I’ve always been a bit of a naysayer when it comes to the idea that how you think about money is an important, if not the most important, part of personal finance. But after learning about the concept of a “money mindset,” I’ve realized that this is an integral part of the equation to lead a happy financial life.
Your money mindset is the feelings and thoughts you subconsciously develop towards money from your life experiences. Because our thoughts often control our actions, developing a negative money mindset can create a barrier between you and financial health. It can keep you in a place of stress and anxiety and it can keep you from achieving financial goals.
But just because you’ve developed a negative money mindset, or negative thought patterns around money, doesn’t mean this is how you’ll always feel. Read on for tips about how to shift your negative money thoughts to a positive, more productive mindset.
Recognize self-sabotaging thoughts.
Step one always seems to be the hardest, and this is no exception. Being self aware enough to recognize any sabotaging thoughts is not easy, but without doing this you won’t be able to improve your mindset. Some examples of common self-sabotaging, negative thoughts are:
- I’ll never get out of debt
- I don’t make enough to save
- I’ll never be able to afford that
- I’ll never make as much as so-and-so
Take time to reflect on things you’ve thought or said in the past. If nothing comes to mind, make a conscious effort to keep track of how you feel or what you say when the topic of money comes up. What happens when an unexpected bill comes in or when you don’t receive a raise that you were expecting? Make a note of it, even if it feels like the truth and not a self-sabotaging thought, and reflect on how that thought is affecting your actions.
Appreciate what you have.
A popular Oprah quote that I took to heart is: “Be thankful for what you have; you’ll end up having more. If you concentrate on what you don’t have, you will never, ever have enough.” Being appreciative for what you have is the best way to start to shake your negative thoughts or self-sabotaging behaviors. We all have so much to be thankful for and while we may sometimes recognize this, when it comes to money and budgeting many of us tend to take a restrictive view that can bring us down.
One area I realized I was struggling with was my negative thoughts toward my student loans. I used to only look at my loans as a burden—a huge debt that was keeping me from other financial goals in my life. Once I realized this negative thought pattern I tried to focus on what those loans represented and what I have. I am thankful that I had the opportunity to pursue my education goals and that I have a job that enables me to pay off my loan. That’s not to say I want these loans to hang around forever; I’m actively focusing on paying them off. But letting go of the negativity of having these loans and focusing on what they brought me has somehow eased the mental burden and enabled me to stress about them less.
Forgiving yourself without forgetting the mistake can help you appreciate and truly learn from it
Forgive yourself for past mistakes.
We tend to be our own worst critic and for many people, making a financial mistake is something that we hold onto forever. But holding on to that negativity and beating yourself up for mistakes you’ve made in the past can keep you from moving forward. Maybe you’ve made some bad choices, spent too much money, or landed yourself in a heap of debt. Give yourself the permission to forgive yourself and look at these mistakes as learning opportunities. Know that no one is perfect and remember that what matters most is how your move forward from that mistake. Forgiving yourself-without forgetting the mistake-can help you appreciate and really learn from past experiences.

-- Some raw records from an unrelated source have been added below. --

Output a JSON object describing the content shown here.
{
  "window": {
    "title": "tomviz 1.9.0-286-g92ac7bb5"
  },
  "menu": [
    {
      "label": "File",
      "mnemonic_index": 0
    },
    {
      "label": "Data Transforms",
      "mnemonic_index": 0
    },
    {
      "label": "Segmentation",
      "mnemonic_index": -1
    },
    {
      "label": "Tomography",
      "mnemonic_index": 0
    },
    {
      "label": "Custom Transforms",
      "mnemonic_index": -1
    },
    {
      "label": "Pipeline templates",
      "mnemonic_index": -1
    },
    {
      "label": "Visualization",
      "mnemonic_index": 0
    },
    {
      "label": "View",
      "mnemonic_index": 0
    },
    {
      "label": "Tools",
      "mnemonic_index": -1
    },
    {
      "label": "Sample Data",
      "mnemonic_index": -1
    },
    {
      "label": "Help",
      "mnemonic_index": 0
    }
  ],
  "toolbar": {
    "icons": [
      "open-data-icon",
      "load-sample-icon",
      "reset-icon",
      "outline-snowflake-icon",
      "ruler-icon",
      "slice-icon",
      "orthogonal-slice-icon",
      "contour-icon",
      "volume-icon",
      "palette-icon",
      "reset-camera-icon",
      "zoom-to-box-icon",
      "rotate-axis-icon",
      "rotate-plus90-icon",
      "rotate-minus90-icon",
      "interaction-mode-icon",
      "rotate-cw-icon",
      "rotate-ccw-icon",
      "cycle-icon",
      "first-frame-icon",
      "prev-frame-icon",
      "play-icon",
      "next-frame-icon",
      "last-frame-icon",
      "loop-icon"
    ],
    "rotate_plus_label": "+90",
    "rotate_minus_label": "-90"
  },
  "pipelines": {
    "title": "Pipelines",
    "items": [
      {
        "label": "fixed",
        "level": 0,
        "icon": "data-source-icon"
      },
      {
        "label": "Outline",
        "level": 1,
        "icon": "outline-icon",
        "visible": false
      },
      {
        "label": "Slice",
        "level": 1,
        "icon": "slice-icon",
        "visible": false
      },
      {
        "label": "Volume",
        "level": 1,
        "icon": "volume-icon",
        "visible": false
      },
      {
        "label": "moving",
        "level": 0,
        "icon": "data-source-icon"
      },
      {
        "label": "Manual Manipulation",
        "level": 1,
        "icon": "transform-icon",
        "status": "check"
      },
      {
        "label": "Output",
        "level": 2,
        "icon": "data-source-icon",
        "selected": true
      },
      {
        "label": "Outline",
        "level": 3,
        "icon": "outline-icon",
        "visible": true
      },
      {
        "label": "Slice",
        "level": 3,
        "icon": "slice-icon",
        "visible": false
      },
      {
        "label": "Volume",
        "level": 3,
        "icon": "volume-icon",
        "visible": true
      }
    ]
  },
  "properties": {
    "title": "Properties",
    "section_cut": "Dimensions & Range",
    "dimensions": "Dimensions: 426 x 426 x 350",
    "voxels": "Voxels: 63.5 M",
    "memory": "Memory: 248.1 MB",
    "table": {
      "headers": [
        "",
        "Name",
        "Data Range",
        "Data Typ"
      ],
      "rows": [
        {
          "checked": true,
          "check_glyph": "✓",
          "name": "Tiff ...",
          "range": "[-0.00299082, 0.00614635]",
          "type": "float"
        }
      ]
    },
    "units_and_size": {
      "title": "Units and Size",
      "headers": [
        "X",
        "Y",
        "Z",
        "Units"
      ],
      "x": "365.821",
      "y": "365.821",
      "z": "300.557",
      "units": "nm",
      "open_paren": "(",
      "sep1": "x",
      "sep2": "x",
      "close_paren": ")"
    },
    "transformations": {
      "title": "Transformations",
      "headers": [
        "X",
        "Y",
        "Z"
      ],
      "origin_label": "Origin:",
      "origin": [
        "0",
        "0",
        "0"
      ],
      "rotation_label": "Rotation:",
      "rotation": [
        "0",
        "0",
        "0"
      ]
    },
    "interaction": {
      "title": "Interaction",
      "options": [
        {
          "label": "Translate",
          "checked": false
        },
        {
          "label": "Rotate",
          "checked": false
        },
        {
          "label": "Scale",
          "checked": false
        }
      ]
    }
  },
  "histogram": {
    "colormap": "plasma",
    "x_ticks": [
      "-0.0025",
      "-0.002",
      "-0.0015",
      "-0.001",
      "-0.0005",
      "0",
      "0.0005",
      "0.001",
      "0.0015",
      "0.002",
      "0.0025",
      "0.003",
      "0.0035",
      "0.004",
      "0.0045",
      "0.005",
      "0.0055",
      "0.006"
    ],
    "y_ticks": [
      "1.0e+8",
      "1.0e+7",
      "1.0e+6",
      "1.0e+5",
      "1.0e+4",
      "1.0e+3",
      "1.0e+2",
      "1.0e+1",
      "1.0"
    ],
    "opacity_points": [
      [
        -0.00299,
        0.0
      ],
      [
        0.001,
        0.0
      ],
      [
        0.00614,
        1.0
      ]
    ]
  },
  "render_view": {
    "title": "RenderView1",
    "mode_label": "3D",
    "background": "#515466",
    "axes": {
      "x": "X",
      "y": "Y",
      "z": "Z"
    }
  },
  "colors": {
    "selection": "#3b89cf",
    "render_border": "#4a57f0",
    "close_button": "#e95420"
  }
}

Define what you really want.
I recently read the classic personal finance book from the 1930s Think and Grow Rich by Napoleon Hill and was struck by how the simple strategies he laid out in the book are still extremely relevant, nearly 80 years later. One of his first and most important principles of the book is desire. That is, to take the time to really reflect on what you specifically desire, what you will do to reach that desire, and when you will reach it by. So if you desire more money he suggests writing down exactly how much you desire, how you are going to get to that amount, and by when.
It’s a simple strategy, but most people don’t take the time to really reflect on their wants/desires and create a plan to get there. Since reading this book and writing down exactly what I want, I’ve found myself working harder than ever to get there.
Stay educated and implement your new knowledge.
Being educated on money matters can help you feel confident and in control of your own future—it’s important to find the type of education that works for you. There’s no one-size-fits-all approach to personal finance. What resonates with one person may not work for you, but it’s important to keep looking to discover what type of financial education suits you best. There are so many different experts, books, and education platforms that each offer something a little different. If you haven’t found what works for you, keep looking. Staying educated is key to maintaining your positive money mindset.